The gang leader, who investigators arrested, is Dawood Suleiman, 23, a TCS software engineer from Karimsa Pallivasal in Madurai who lived in Thiruvanmiyur in Chennai. They identified the others as Abbas Ali, 27, a house painter from Ismailpuram in Madurai, and Samsum Karim Raja, a B.Com graduate with a chicken shop in Madurai.
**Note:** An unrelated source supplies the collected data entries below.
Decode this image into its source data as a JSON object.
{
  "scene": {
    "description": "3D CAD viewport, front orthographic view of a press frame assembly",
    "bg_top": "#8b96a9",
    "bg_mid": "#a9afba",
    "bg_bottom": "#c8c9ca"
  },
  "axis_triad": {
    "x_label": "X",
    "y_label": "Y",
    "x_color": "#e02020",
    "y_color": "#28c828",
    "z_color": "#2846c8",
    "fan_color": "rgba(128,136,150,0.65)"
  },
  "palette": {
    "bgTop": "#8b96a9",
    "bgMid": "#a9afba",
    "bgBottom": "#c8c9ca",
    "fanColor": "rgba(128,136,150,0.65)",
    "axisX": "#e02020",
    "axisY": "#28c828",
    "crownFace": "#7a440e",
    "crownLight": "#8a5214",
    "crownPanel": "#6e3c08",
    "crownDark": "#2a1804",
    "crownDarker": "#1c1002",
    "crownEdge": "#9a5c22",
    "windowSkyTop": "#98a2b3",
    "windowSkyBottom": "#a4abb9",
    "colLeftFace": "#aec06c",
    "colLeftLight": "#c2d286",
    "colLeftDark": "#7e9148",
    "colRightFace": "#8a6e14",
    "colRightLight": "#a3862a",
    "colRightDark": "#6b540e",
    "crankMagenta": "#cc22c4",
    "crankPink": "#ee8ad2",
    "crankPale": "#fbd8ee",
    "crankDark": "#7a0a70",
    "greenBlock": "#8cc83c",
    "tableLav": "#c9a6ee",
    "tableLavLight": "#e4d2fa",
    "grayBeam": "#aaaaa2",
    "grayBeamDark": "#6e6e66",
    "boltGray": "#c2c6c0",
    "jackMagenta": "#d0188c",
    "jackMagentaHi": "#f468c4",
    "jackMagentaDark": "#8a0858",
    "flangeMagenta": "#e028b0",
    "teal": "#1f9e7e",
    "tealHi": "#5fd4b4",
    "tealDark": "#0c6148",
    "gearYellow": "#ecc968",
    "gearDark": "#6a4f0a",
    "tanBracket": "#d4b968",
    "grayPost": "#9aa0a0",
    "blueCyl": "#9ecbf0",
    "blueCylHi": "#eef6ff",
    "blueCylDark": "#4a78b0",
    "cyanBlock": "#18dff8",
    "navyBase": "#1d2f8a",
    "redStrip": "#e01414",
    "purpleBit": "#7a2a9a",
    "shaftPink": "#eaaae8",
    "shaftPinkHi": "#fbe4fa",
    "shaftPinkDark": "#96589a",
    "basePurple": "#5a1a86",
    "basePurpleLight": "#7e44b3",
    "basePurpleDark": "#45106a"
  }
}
Two suspects escaped during the Madurai raid.

Investigating officers said the suspects, part of a group that called itself ‘The Base Movement of al-Qaida’, were former members of alUmmah, an organisation TN had banned in 1998.

The suspects set off the first explosion in a parking lot in a district court complex in Chittoor, Andhra Pradesh, on April 7. The group was then involved in a blast in a car park at a chief judicial magistrate’s court at in Kollam, Kerala, on June 15, followed by an explosion in a court complex in Mysuru, Karnataka, on August 1. The outfit then triggered another blast in Nellore, Andhra Pradesh, on September 12. On November 1, a blast was reported in the toilet of a judicial magistrate’s court at Malappuram in Kerala.

“They were inspired by al-Qaida activities in the Gulf countries,” an investigating officer said. “After the Nellore and Malappuram blasts, police found that they had left behind propaganda material for `The Base Movement’ at the crime scenes on pen drives and pamphlets.”